PRESIDENT JOE BIDEN: Climate change poses an existential threat to our lives, to our economy, and the threat is here. It’s not going to get any better. (editing jump) The storms are going to get worse and worse and worse, and so, folks, we got to listen to the scientists and the economists and the national security experts. They all tell us this is code red. The nation and the world are in peril.

KILMEADE: Really, they all tell us that? What Joe Biden didn’t mention is that since 1945 the number of hurricanes that have made landfall actually declined by more than 30 percent — but Joe Biden doesn’t care. He is using these disasters for political purposes. He says we need to pass his infrastructure bill to stop climate change. He also says we need to end all carbon emissions.

PRESIDENT BIDEN: We are going to deal with climate change and zero net emissions by 2050, by 2020 make sure all our electricity is zero emissions. We’re going to be able to do these things, but we’ve got to move. We’ve got to move.

KILMEADE: He also added that we no longer call tornadoes “tornadoes.” We still do. Joe Bastardi is a meteorologist and author of the book The Weaponization of Weather and the Phony Climate War. Joe, is the Earth in peril? Does everybody agree with that?

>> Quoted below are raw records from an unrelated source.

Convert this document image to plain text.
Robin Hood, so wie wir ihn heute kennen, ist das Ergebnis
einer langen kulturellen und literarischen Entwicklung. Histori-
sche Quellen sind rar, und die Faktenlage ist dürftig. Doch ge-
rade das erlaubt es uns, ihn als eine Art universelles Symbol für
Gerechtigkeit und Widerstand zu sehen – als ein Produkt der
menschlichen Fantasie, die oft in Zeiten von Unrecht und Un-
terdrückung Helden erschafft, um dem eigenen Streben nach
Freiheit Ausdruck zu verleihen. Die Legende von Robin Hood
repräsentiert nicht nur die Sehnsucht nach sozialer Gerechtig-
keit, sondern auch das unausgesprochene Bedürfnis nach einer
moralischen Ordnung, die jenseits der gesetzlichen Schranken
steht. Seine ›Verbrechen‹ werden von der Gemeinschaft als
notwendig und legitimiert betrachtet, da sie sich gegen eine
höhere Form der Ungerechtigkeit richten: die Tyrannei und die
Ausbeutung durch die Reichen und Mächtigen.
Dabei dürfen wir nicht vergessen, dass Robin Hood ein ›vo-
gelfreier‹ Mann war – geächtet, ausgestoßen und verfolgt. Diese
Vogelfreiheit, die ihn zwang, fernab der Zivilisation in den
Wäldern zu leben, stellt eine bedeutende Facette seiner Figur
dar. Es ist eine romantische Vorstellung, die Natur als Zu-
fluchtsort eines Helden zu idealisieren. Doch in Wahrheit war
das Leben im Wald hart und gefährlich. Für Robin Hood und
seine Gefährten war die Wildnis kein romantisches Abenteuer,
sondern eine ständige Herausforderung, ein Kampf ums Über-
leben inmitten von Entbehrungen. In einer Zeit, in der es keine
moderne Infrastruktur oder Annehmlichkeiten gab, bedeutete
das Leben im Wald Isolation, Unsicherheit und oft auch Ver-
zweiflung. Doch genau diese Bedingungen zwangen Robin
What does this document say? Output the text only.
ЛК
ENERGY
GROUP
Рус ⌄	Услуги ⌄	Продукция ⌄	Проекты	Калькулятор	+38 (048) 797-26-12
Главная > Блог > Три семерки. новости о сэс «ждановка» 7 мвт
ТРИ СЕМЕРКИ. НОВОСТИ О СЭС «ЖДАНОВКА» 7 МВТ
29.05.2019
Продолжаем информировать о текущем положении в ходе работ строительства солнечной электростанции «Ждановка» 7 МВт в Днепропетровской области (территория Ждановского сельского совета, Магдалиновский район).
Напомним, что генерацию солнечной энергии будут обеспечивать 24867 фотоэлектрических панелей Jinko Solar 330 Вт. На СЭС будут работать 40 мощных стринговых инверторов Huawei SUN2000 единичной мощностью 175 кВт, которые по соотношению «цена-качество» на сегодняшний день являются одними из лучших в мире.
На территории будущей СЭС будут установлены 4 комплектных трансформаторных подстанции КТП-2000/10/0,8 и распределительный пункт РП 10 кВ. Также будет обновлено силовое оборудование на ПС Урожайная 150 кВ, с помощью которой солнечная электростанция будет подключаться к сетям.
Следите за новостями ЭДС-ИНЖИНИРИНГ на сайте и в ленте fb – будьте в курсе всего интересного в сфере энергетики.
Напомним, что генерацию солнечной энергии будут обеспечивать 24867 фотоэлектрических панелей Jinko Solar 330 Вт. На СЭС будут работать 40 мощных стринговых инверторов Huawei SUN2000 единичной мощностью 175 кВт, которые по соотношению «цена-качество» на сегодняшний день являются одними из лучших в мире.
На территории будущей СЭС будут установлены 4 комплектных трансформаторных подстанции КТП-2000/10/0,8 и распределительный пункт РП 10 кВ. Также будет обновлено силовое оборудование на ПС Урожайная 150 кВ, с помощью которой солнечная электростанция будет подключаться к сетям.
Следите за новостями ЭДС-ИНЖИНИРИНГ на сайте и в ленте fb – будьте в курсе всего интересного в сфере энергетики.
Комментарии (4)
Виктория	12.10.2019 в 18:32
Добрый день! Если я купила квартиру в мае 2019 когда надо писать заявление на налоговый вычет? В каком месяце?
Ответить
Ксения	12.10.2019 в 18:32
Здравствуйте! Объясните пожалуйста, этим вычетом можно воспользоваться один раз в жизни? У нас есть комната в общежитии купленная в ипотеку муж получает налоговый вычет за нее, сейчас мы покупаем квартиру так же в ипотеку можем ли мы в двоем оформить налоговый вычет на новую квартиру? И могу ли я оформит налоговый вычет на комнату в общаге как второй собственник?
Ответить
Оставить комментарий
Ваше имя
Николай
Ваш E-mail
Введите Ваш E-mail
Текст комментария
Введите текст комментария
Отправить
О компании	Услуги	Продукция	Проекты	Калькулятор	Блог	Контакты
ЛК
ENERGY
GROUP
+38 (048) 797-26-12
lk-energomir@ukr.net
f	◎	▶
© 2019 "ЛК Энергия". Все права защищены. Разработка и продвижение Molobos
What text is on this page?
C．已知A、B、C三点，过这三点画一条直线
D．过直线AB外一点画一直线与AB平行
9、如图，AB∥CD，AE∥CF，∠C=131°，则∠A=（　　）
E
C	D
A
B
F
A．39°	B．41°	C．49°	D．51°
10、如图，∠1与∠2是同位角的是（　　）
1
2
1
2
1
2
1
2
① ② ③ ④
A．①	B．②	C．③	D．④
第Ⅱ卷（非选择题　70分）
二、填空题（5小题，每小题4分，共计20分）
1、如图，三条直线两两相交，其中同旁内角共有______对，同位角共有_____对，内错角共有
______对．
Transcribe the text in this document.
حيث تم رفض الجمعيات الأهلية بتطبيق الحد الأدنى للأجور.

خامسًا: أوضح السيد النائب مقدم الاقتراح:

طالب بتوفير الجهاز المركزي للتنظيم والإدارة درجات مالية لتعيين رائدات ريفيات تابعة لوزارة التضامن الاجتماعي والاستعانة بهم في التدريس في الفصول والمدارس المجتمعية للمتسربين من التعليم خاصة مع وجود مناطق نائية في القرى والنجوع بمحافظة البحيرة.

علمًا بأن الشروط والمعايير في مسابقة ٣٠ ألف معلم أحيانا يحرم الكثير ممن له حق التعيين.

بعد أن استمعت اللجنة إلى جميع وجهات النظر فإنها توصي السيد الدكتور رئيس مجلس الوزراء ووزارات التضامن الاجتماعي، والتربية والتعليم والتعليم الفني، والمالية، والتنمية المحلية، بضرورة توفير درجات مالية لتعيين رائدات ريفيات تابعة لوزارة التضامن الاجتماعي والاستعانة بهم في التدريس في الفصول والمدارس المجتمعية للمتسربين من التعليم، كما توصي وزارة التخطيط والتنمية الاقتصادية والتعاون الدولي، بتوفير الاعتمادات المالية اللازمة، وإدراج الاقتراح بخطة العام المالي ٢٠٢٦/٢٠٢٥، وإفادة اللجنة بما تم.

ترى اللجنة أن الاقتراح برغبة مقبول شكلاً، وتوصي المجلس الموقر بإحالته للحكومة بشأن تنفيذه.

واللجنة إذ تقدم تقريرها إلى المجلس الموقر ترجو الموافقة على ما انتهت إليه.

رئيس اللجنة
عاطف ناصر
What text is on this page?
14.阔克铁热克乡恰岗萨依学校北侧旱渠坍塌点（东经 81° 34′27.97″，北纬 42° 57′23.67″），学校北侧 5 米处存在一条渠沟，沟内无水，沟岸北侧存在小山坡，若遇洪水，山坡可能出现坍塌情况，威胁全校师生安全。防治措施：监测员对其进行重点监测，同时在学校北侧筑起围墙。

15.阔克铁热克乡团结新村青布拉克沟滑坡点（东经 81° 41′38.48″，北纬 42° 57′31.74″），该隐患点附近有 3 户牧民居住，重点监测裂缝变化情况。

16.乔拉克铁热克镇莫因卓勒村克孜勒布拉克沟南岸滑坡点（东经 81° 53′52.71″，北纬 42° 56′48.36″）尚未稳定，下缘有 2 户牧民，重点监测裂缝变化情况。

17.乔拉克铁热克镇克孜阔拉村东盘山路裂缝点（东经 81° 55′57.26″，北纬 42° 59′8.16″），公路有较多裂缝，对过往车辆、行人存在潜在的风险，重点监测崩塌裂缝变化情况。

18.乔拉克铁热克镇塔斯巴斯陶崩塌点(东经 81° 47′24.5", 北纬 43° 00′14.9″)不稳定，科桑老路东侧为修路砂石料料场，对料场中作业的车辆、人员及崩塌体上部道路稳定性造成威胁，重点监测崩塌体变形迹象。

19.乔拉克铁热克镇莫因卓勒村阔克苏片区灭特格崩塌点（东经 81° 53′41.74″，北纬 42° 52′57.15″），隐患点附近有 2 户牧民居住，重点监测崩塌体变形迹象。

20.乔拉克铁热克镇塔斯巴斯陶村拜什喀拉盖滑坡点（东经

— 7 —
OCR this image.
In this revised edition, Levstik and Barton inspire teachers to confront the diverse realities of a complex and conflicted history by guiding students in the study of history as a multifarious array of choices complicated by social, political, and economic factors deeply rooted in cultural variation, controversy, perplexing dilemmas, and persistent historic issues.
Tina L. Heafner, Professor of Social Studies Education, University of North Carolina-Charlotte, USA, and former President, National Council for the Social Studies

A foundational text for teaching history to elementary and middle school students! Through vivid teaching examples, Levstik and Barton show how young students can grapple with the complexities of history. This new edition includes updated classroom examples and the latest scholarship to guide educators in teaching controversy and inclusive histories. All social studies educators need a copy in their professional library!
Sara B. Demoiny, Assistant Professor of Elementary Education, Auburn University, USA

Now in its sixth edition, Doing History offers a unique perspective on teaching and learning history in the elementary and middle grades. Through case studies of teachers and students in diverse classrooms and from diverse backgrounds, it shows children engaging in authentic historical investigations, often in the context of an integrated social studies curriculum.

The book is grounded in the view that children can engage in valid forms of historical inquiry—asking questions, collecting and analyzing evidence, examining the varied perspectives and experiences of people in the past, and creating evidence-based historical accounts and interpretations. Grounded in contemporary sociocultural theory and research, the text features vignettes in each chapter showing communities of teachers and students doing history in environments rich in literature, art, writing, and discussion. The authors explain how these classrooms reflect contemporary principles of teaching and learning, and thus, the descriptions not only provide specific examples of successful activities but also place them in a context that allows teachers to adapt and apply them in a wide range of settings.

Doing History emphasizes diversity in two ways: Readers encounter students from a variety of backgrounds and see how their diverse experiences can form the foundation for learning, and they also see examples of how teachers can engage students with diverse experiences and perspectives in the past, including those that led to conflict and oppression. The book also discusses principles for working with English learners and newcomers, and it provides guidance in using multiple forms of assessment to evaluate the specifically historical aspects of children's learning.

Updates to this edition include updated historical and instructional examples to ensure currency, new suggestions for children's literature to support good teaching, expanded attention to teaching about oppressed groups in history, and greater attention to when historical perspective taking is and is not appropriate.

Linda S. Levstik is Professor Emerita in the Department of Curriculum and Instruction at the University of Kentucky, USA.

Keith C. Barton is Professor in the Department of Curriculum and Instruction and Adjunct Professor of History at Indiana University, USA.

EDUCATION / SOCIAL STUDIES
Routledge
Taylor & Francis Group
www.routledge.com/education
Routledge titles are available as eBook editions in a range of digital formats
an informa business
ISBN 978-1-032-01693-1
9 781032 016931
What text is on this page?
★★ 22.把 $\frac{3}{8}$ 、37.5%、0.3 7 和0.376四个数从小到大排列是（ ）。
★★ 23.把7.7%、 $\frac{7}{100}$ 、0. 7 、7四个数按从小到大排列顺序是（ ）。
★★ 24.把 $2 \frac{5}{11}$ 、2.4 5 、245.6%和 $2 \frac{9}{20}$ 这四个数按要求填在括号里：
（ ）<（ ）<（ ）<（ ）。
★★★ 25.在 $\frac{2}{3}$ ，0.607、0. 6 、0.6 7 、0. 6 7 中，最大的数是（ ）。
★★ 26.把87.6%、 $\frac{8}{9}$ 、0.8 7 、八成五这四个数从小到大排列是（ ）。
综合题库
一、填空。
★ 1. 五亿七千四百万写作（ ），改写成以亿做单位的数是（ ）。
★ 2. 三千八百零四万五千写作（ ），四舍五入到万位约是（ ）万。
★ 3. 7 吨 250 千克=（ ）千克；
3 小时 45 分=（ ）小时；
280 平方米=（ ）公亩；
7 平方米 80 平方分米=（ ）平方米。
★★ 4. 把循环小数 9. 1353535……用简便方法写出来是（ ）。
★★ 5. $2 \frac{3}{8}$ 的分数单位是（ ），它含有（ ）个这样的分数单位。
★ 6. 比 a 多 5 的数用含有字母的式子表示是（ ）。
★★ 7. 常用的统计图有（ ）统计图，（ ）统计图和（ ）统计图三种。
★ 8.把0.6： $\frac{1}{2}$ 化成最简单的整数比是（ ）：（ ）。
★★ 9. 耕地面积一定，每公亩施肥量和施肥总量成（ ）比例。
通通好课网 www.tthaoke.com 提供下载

JOE BASTARDI, METEOROLOGIST: Well, life has never been better on planet Earth, and that’s because we adapt to whatever warming is actually taking place a lot better than if it actually gets a lot colder. But let me just say this, you know, I was with my father, who is a meteorologist, and I was with him Saturday night at a wedding, and he said, “Joe, just mention two names — Connie and Diane, 1955.” And I said, “You know, that’s a good idea.”

Since Joe Biden comes from Scranton, Pennsylvania, and lived in the Delaware River Valley, I was wondering if he had any idea what those two hurricanes did within five days of each other. They made Ida — look,  Ida was bad, but it was localized over New York City and north Jersey. We had an unbelievable situation in ’55, and that was after the hurricane season of ’54 that brought us Carol which put Providence underwater; Edna which hit Cape Cod where Barack Obama is.

And then Hazel, 54-55, back on the eastern seaboard, unbelievable. How about 1933? September 4th, 1933, two major hurricanes hitting the United States on the same day. The weather was hard to believe back in the ’30s, ’40s and ’50s. 

I’m going to give you another example, folks. If you think it’s bad now, let’s look at Long Island out to Cape Cod. From 1938 to 1991, hit by a hurricane once every seven years. Since 1991, hasn’t been hit by a hurricane once. Even Henri trying to come in from the Atlantic two weeks ago, fell apart trying to do it. 

How about wildfires, right? We all hear about how bad wildfires are — they are a disaster where you get hit, folks. But this year is 86 percent of the average over the past 10 years, acreage burnt, which is 20 percent of 1926 through 1935.